Why? Because by it detaches the definition from the concrete, visible thing that all homoeopaths do in all cases that they treat homoeopathically -- i.e., prescribe the similar remedy -- replacing it by an abstract and unverifiable mechanism that may be operative through a self-help group, mirror-gazing, or the homoeopathic interview itself. And in so doing, it utterly confuses the newcomer -- which is not the intended function of a definition.
Don't get me wrong. I've recently seen a case report (unpublished) in which clearly the interview healed the patient. But the homoeopathic interview was not prescribed as a homoeopathic remedy by the interviewing homoeopath in this case, and cannot be.
If the occasional definition excludes (as the dictionary ones tend to) a far-flung possible outlier, then its correctness is obviously technically compromised. But if inclusion of the oddity were to cause more confusion, distraction, unwarranted criticism, and discouragement than is worthwhile for technical accuracy, then perhaps it's worth sticking to what is comprehensible and practicable by homoeopaths and not worrying about those means (talking, electricity/galvanism, magnets, staring at the sun, etc.) that would not anyway normally fall under the heading of medicine of any kind and those means (talking) cannot in fact be applied in any systematic way as homoeopathic treatment but can only be interpreted in retrospect as a possibility.
This is not to say that a definition is unimportant or that its accuracy is unimportant.
It is to suggest that trying to include every outlying, even outlandish, application of the Law of Similars may be trying to make of a referent already counterintuitive -- adding more of the same problems to the patient that the patient already has! -- a real headache. Pity the intelligent informed practitioner, let alone the average novitiate, who must, in trying to comprehend the meaning of homoeopathy, compass "homoeopathic" applications
• whose basis cannot readily be verified as homoeopathic;
• whose mechanism of action is clearly foreign to the (relatively) straightforward homoeopathic approach to the predictable positive (i.e. pathogenetic) effects of medicines; and
• whose inclusion will thereby add to, rather than mitigate, the difficulties of incredibility, incomprehensibility, and vagueness that presently plague homoeopathic opponent and proponent alike.

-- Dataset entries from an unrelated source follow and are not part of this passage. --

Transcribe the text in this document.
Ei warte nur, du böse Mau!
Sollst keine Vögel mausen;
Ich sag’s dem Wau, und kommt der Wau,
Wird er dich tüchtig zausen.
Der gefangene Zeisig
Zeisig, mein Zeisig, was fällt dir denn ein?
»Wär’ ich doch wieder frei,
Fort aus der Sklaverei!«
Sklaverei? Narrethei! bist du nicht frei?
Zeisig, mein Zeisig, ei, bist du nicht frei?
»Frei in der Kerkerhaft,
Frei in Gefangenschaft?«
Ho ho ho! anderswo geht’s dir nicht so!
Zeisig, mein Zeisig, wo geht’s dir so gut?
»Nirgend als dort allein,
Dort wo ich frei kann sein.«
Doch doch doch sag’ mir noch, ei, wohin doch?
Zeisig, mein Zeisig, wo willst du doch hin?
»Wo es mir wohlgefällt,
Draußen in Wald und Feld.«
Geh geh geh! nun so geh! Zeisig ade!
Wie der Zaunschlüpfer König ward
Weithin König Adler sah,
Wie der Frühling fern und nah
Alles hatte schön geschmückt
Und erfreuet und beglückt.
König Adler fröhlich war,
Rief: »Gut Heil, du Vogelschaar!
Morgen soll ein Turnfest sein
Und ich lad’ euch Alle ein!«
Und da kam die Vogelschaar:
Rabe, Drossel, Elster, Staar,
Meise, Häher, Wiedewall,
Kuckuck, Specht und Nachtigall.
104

Moreover, artificially squeezing talk and sungazing into the concept of homoeopathic medicine will invite both opponent and proponent to indulge increasingly in home-brewed "explanations" and "mechanisms" ranging from "placebo effect", intentionality, and energy-force-signature paradigms to alchymical magicks and the allopathic doctrine of signatures.
A definition that loses the function of exclusion for the sake of inessential information thereby loses its function as a definition. A true (exclusionary) definition that includes everything conceivably "homoeopathic" (i.e. applied on the basis of similars) might be marginally more accurate than the definitions we find in good dictionaries. Even if it were, its disadvantages, I submit, would significantly outweigh its advantages.
Cheers --
John
--
------------------------------------------------------------------
"The trouble with the world is that the stupid are cocksure and the intelligent are full of doubt."